NYC Public School Parents Are Snow Day Wimps

blizzardThe NYC Public Schools are closed today, and city parents are expecting the rest of us to feel bad for them. Allow me to rub a little salt in their wounds. My kid went to school today. For once.

And the first thing I did this morning was get on Facebook to write out a thank-you to the snow gods. Happy dance! Listen, New York, I get it. You've been lucky. Today marks only the seventh time since 1978 that the NYC school system has been closed because of winter weather. Now let me explain what life is like for those of us out here in the real world.


The meteorologist starts warning that a storm is coming in. Our kids start war whooping and screaming SNOW DAY at the top of their longs. They refuse to do their homework because "Moooooom, I will have an extra day to do it."

Then comes the scrambling for the phone chain. Because now you have to figure out either: A. Someone to cover your shift at work so you can stay home with the little brats darlings or B. Someone to babysit. When both fail, you turn to your husband for the same conversation you always have:

"Honey, can you take a sick day tomorrow to stay home with the kids?"

"Sorry, honey, big project starts tomorrow. No can do. Why don't you stay home?"

"Because I called in sick LAST week when they were home. That's why. Can't they start that big project without you?"

Big sigh. "Can't your mother do it?"

You know what, forget it.
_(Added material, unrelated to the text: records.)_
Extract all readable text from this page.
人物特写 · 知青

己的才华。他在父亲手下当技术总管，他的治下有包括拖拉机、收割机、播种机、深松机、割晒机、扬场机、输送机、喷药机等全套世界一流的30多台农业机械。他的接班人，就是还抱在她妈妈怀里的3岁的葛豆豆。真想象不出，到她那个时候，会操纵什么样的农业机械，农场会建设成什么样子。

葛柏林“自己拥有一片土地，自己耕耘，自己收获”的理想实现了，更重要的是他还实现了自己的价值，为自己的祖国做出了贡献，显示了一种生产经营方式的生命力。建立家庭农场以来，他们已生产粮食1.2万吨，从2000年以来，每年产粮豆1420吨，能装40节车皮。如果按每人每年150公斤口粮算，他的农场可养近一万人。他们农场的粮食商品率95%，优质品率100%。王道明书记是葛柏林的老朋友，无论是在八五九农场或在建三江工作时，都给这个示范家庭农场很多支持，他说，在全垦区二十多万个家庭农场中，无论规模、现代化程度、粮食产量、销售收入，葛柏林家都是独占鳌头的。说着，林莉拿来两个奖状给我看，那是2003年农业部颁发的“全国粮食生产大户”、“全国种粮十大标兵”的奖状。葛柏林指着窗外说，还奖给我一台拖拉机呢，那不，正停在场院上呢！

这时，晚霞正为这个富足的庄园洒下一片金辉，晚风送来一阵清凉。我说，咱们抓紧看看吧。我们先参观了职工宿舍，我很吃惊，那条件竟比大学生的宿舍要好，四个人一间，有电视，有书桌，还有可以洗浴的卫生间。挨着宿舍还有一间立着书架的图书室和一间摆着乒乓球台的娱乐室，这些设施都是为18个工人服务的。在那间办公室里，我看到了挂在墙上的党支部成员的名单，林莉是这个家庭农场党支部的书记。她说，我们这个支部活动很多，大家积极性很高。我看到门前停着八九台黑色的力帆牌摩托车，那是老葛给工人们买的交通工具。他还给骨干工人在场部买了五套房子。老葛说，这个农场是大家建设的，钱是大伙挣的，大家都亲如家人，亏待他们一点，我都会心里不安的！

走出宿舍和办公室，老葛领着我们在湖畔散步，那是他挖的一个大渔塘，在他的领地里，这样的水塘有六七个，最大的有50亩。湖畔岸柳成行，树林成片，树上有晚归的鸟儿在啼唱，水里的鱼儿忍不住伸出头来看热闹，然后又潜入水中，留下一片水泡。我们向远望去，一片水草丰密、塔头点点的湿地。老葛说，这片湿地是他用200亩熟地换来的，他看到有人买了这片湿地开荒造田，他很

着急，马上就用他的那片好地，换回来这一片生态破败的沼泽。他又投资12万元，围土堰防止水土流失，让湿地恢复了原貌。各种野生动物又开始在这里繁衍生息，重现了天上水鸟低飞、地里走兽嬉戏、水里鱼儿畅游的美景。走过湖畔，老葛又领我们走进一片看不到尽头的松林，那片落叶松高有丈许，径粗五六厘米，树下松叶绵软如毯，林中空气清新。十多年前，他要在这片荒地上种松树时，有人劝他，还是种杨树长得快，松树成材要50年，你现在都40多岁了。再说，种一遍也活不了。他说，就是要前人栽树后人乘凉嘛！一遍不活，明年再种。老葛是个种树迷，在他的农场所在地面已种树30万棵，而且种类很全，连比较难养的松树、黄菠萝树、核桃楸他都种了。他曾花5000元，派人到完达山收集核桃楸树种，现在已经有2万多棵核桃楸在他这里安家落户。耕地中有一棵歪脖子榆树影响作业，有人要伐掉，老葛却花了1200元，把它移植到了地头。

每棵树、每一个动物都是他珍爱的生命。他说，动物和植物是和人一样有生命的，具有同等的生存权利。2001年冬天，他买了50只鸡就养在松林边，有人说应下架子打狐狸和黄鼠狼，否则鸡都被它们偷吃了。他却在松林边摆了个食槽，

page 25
That conversation is going nowhere. So you resort to the most logical and advanced method of solving this. Rock, paper, scissors. The loser goes to bed in a huff. No sex tonight, huh, honey?
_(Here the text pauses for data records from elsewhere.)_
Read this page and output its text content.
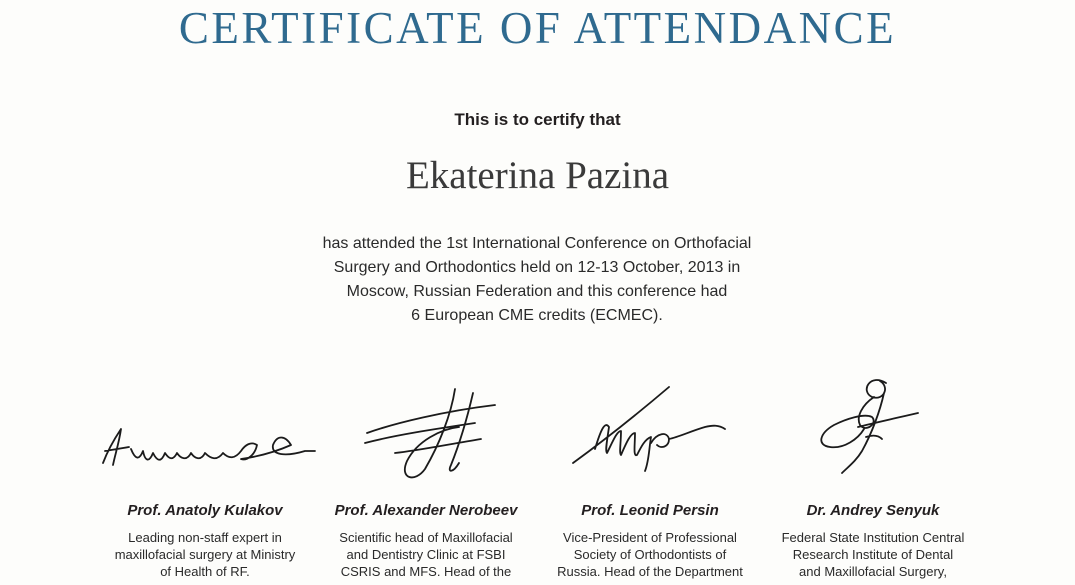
CERTIFICATE OF ATTENDANCE
This is to certify that
Ekaterina Pazina
has attended the 1st International Conference on Orthofacial
Surgery and Orthodontics held on 12-13 October, 2013 in
Moscow, Russian Federation and this conference had
6 European CME credits (ECMEC).
Prof. Anatoly Kulakov
Leading non-staff expert in
maxillofacial surgery at Ministry
of Health of RF.
Prof. Alexander Nerobeev
Scientific head of Maxillofacial
and Dentistry Clinic at FSBI
CSRIS and MFS. Head of the
Prof. Leonid Persin
Vice-President of Professional
Society of Orthodontists of
Russia. Head of the Department
Dr. Andrey Senyuk
Federal State Institution Central
Research Institute of Dental
and Maxillofacial Surgery,
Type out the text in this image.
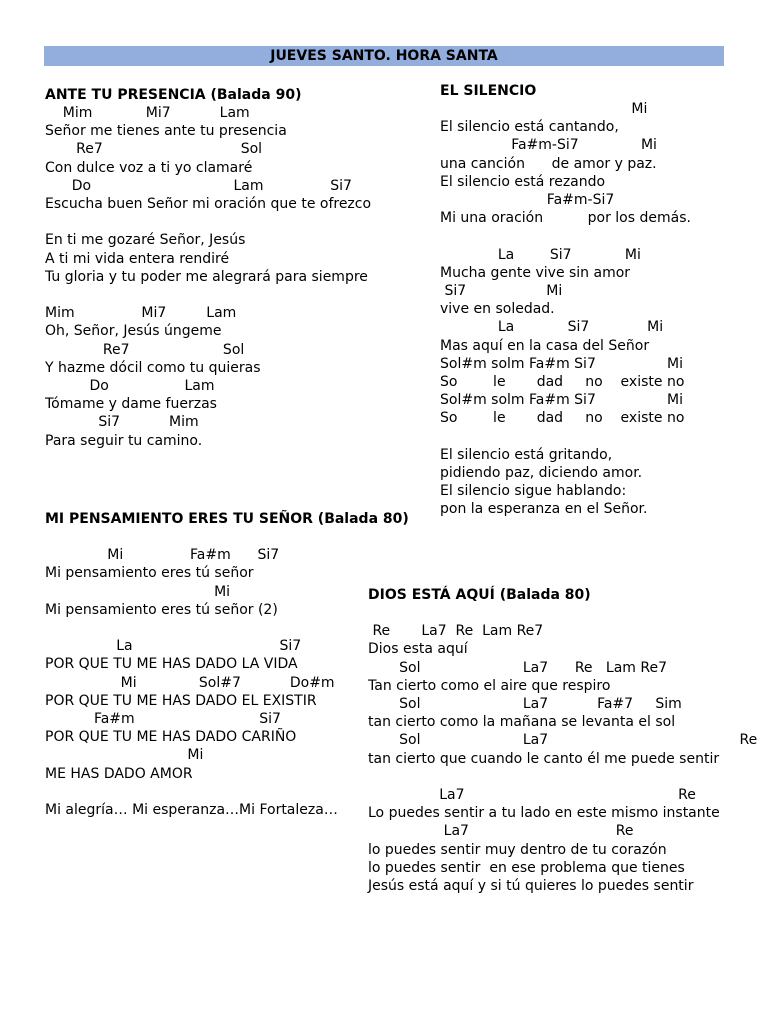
JUEVES SANTO. HORA SANTA
ANTE TU PRESENCIA (Balada 90)
Mim            Mi7           Lam
Señor me tienes ante tu presencia
Re7                               Sol
Con dulce voz a ti yo clamaré
Do                                Lam               Si7
Escucha buen Señor mi oración que te ofrezco
En ti me gozaré Señor, Jesús
A ti mi vida entera rendiré
Tu gloria y tu poder me alegrará para siempre
Mim               Mi7         Lam
Oh, Señor, Jesús úngeme
Re7                     Sol
Y hazme dócil como tu quieras
Do                 Lam
Tómame y dame fuerzas
Si7           Mim
Para seguir tu camino.
EL SILENCIO
Mi
El silencio está cantando,
Fa#m-Si7              Mi
una canción      de amor y paz.
El silencio está rezando
Fa#m-Si7
Mi una oración          por los demás.
La        Si7            Mi
Mucha gente vive sin amor
Si7                  Mi
vive en soledad.
La            Si7             Mi
Mas aquí en la casa del Señor
Sol#m solm Fa#m Si7                Mi
So        le       dad     no    existe no
Sol#m solm Fa#m Si7                Mi
So        le       dad     no    existe no
El silencio está gritando,
pidiendo paz, diciendo amor.
El silencio sigue hablando:
pon la esperanza en el Señor.
MI PENSAMIENTO ERES TU SEÑOR (Balada 80)
Mi               Fa#m      Si7
Mi pensamiento eres tú señor
Mi
Mi pensamiento eres tú señor (2)
La                                 Si7
POR QUE TU ME HAS DADO LA VIDA
Mi              Sol#7           Do#m
POR QUE TU ME HAS DADO EL EXISTIR
Fa#m                            Si7
POR QUE TU ME HAS DADO CARIÑO
Mi
ME HAS DADO AMOR
Mi alegría… Mi esperanza…Mi Fortaleza…
DIOS ESTÁ AQUÍ (Balada 80)
Re       La7  Re  Lam Re7
Dios esta aquí
Sol                       La7      Re   Lam Re7
Tan cierto como el aire que respiro
Sol                       La7           Fa#7     Sim
tan cierto como la mañana se levanta el sol
Sol                       La7                                           Re
tan cierto que cuando le canto él me puede sentir
La7                                                Re
Lo puedes sentir a tu lado en este mismo instante
La7                                 Re
lo puedes sentir muy dentro de tu corazón
lo puedes sentir  en ese problema que tienes
Jesús está aquí y si tú quieres lo puedes sentir
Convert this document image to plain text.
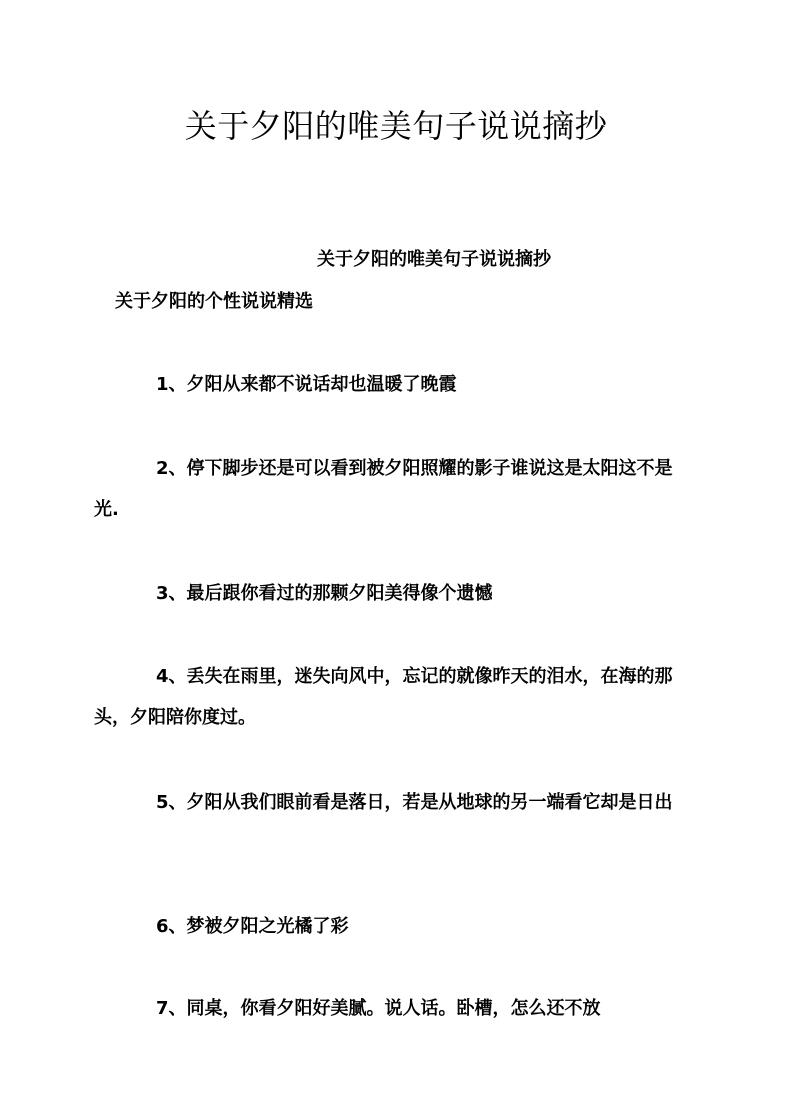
关于夕阳的唯美句子说说摘抄

关于夕阳的唯美句子说说摘抄

关于夕阳的个性说说精选

1、夕阳从来都不说话却也温暖了晚霞

2、停下脚步还是可以看到被夕阳照耀的影子谁说这是太阳这不是光.

3、最后跟你看过的那颗夕阳美得像个遗憾

4、丢失在雨里，迷失向风中，忘记的就像昨天的泪水，在海的那头，夕阳陪你度过。

5、夕阳从我们眼前看是落日，若是从地球的另一端看它却是日出

6、梦被夕阳之光橘了彩

7、同桌，你看夕阳好美腻。说人话。卧槽，怎么还不放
Fast forward to the next morning. Your phone will ring at about, oh, 4:53 a.m., just as you finally hit your REM cycle after tossing and turning for four hours over the stress of calling the boss, yet again, for a day off because of snow. "Hello, this is an important message from Blah Blah Blah Central Schools. We're totally screwing you over cancelling school because someone threw an ice cube in the road. Have a nice day!"

Yes, I've heard "have a nice day" and "have a nice weekend." I know they're trying to be polite. I take it as a kick in the ribs (and I told the superintendent about that last week when I ran into him in town. He laughed).
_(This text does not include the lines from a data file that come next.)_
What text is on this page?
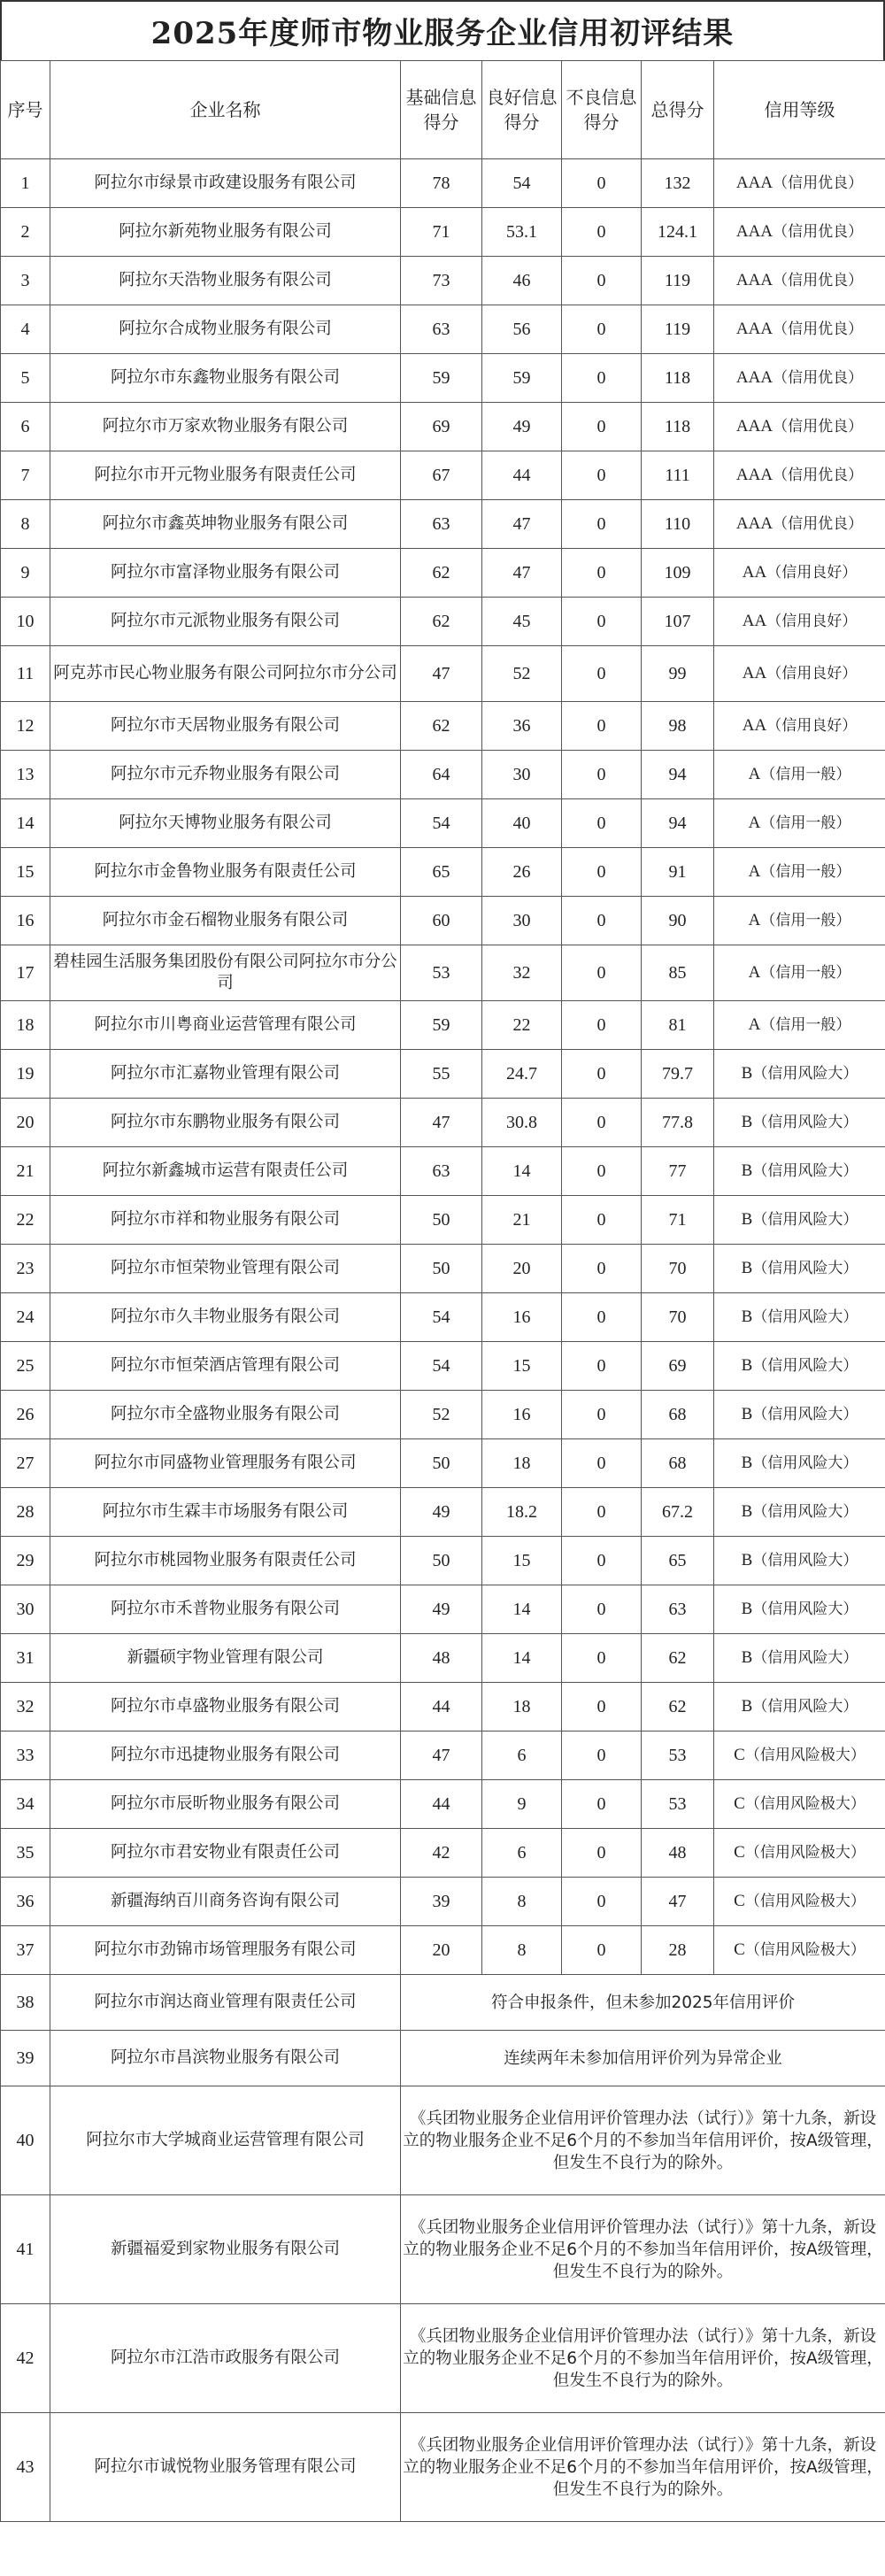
2025年度师市物业服务企业信用初评结果
序号	企业名称	基础信息得分	良好信息得分	不良信息得分	总得分	信用等级
1	阿拉尔市绿景市政建设服务有限公司	78	54	0	132	AAA（信用优良）
2	阿拉尔新苑物业服务有限公司	71	53.1	0	124.1	AAA（信用优良）
3	阿拉尔天浩物业服务有限公司	73	46	0	119	AAA（信用优良）
4	阿拉尔合成物业服务有限公司	63	56	0	119	AAA（信用优良）
5	阿拉尔市东鑫物业服务有限公司	59	59	0	118	AAA（信用优良）
6	阿拉尔市万家欢物业服务有限公司	69	49	0	118	AAA（信用优良）
7	阿拉尔市开元物业服务有限责任公司	67	44	0	111	AAA（信用优良）
8	阿拉尔市鑫英坤物业服务有限公司	63	47	0	110	AAA（信用优良）
9	阿拉尔市富泽物业服务有限公司	62	47	0	109	AA（信用良好）
10	阿拉尔市元派物业服务有限公司	62	45	0	107	AA（信用良好）
11	阿克苏市民心物业服务有限公司阿拉尔市分公司	47	52	0	99	AA（信用良好）
12	阿拉尔市天居物业服务有限公司	62	36	0	98	AA（信用良好）
13	阿拉尔市元乔物业服务有限公司	64	30	0	94	A（信用一般）
14	阿拉尔天博物业服务有限公司	54	40	0	94	A（信用一般）
15	阿拉尔市金鲁物业服务有限责任公司	65	26	0	91	A（信用一般）
16	阿拉尔市金石榴物业服务有限公司	60	30	0	90	A（信用一般）
17	碧桂园生活服务集团股份有限公司阿拉尔市分公司	53	32	0	85	A（信用一般）
18	阿拉尔市川粤商业运营管理有限公司	59	22	0	81	A（信用一般）
19	阿拉尔市汇嘉物业管理有限公司	55	24.7	0	79.7	B（信用风险大）
20	阿拉尔市东鹏物业服务有限公司	47	30.8	0	77.8	B（信用风险大）
21	阿拉尔新鑫城市运营有限责任公司	63	14	0	77	B（信用风险大）
22	阿拉尔市祥和物业服务有限公司	50	21	0	71	B（信用风险大）
23	阿拉尔市恒荣物业管理有限公司	50	20	0	70	B（信用风险大）
24	阿拉尔市久丰物业服务有限公司	54	16	0	70	B（信用风险大）
25	阿拉尔市恒荣酒店管理有限公司	54	15	0	69	B（信用风险大）
26	阿拉尔市全盛物业服务有限公司	52	16	0	68	B（信用风险大）
27	阿拉尔市同盛物业管理服务有限公司	50	18	0	68	B（信用风险大）
28	阿拉尔市生霖丰市场服务有限公司	49	18.2	0	67.2	B（信用风险大）
29	阿拉尔市桃园物业服务有限责任公司	50	15	0	65	B（信用风险大）
30	阿拉尔市禾普物业服务有限公司	49	14	0	63	B（信用风险大）
31	新疆硕宇物业管理有限公司	48	14	0	62	B（信用风险大）
32	阿拉尔市卓盛物业服务有限公司	44	18	0	62	B（信用风险大）
33	阿拉尔市迅捷物业服务有限公司	47	6	0	53	C（信用风险极大）
34	阿拉尔市辰昕物业服务有限公司	44	9	0	53	C（信用风险极大）
35	阿拉尔市君安物业有限责任公司	42	6	0	48	C（信用风险极大）
36	新疆海纳百川商务咨询有限公司	39	8	0	47	C（信用风险极大）
37	阿拉尔市劲锦市场管理服务有限公司	20	8	0	28	C（信用风险极大）
38	阿拉尔市润达商业管理有限责任公司	符合申报条件，但未参加2025年信用评价				
39	阿拉尔市昌滨物业服务有限公司	连续两年未参加信用评价列为异常企业				
40	阿拉尔市大学城商业运营管理有限公司	《兵团物业服务企业信用评价管理办法（试行）》第十九条，新设立的物业服务企业不足6个月的不参加当年信用评价，按A级管理，但发生不良行为的除外。				
41	新疆福爱到家物业服务有限公司	《兵团物业服务企业信用评价管理办法（试行）》第十九条，新设立的物业服务企业不足6个月的不参加当年信用评价，按A级管理，但发生不良行为的除外。				
42	阿拉尔市江浩市政服务有限公司	《兵团物业服务企业信用评价管理办法（试行）》第十九条，新设立的物业服务企业不足6个月的不参加当年信用评价，按A级管理，但发生不良行为的除外。				
43	阿拉尔市诚悦物业服务管理有限公司	《兵团物业服务企业信用评价管理办法（试行）》第十九条，新设立的物业服务企业不足6个月的不参加当年信用评价，按A级管理，但发生不良行为的除外。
Anyhoo. Half an hour later your actual alarm will go off. But it doesn't matter. You're already wide awake. And so are the kids. Because on a regular school day, they are a bear to pull out of bed. But on a snow day, they are bright-eyed and bushy-tailed. And hungry!

"No cereal this morning Mom. You're home, can't you make the pancakes with the chocolate chips? What do you mean you haven't had your coffee yet? Coffee, can we have coffee?"

You will say no, but they will spend the remainder of the day bouncing off the walls as though they actually drank the whole pot on you (maybe that's why there was nothing in the carafe when you hit the bottom of the stairs?). They will alternate between demanding you allow them outside to play in the snow and whining that you actually asked them to carry the bag of ice melt out to the front steps and throw down one measly cup so the UPS man doesn't break his leg and sue you.

You will play every board game in the house and read every book on the top shelf. You will become intimate with the inner workings of every Phineas and Ferb project made this season. And you will collapse, exhausted on the couch.

At which point the phone will ring again. "Hello, this is an important message from Blah-bitty-blah Central School. We are cancelling school again tomorrow. To make up for it, your child will be GOING to school on that one Monday you actually took off from work because it was on the school calendar as a superintendent's conference day. You know, the one filled with all the kids' dentist appointments and sports physicals and trips to see great-granny at the nursing home. Have a nice day!"

So, parents of the NYC Public Schools, my apologies. I just don't give a rats patootie how hard you have it today. Do you?